Tata wrote:Yes. In Slovak glossaries the nouns are almost standardly written in singular nominative nominative.
...
thank you Tata for the detailed answer. I will continue to explore this approach.
I'll try to explain in English my method:
in French, we wrote a horse "
un cheval" (singular), horses, "
des chevaux" (plural).
Regex search:
`(al)\b`
and replace by:
'($1|aux|aus|als)'
result for the regex used to search words:
chev(al|aux|aus|als)
It also cover the specials case like ("un carnaval", "des carnavals").
That is the principle.
This can become complicated with the accumulation of rules, for example in Danish:
ansvar => (a|ø|æ)
nsv(ar|arr|rar|art)(e|er|et|ne|ene|erne)?

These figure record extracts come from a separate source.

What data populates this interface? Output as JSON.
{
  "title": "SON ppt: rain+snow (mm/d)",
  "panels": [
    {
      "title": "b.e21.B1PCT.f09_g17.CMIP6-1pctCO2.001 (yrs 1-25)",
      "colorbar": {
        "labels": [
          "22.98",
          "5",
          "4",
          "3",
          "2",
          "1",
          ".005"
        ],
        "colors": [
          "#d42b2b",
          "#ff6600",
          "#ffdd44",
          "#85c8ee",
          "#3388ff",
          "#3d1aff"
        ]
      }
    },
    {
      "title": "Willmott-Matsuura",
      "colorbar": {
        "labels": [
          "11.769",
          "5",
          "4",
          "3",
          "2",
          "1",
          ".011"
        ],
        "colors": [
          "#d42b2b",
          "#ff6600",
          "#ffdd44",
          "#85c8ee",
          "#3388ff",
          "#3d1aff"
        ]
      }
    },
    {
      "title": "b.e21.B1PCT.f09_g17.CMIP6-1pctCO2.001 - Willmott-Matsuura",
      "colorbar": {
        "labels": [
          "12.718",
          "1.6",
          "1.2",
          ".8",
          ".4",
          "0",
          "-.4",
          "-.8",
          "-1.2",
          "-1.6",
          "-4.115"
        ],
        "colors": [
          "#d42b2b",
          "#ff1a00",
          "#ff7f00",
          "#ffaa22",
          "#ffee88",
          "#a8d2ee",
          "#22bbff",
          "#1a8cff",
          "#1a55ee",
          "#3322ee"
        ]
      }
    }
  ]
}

For Slovak, it is even worse:
chlap =>
chlap((a)?(mi)?|e|(i|í)(a|ach|am)?|o(ch|m|u|v(i)?(a)?)?|u|y)?
but it finds chlap, chlapi, chlapa, chlapov, chlapovi, chlapom, chlapoch, chlapmi
A word ending in a vowel:
hrdina =>
hrdin(a)?(y|u|e|o(ch|m|u|v|vi|via)?|(ho|m|mu)|(i)?(á|a)?(ch|m|mi)?|a(t|t)(a(m|mi)?|á(ch)?|om|u|i)?|en(iec|cami|ce|com)?)?
finds hrdina, hrdinovia, hrdinu, hrdinov, hrdinovi, hrdinom, hrdinoch, hrdinmi
because it must cover all cases ending in a vowel (feminine, neutral, foreign words etc ...) in all forms and all plurals.
And I have not yet integrated the cases of missing vowels (chlieb => chleba) or the mutations (c, k => s, c).
But the tests are successful this time.
Tata wrote:
but there is also a word "chlapov" which is not noun but adjective and it means belonging to a man (chlapov otec = man's father)
There are indeed cases untreatable when a word can have several meanings depending on the context of its use.
Besides, it is not unique in the plural. But in the context of a technical article or concerning a sport or an activity requiring to define certain words and special terms (for purposes of explanation to the novices for example), I do not think this case will often encountered.
The more you automate something, the more you are exposed to particular cases
I am on holiday soon, that's good
regards,
Ludovic
Glossaire_XH is no longer available.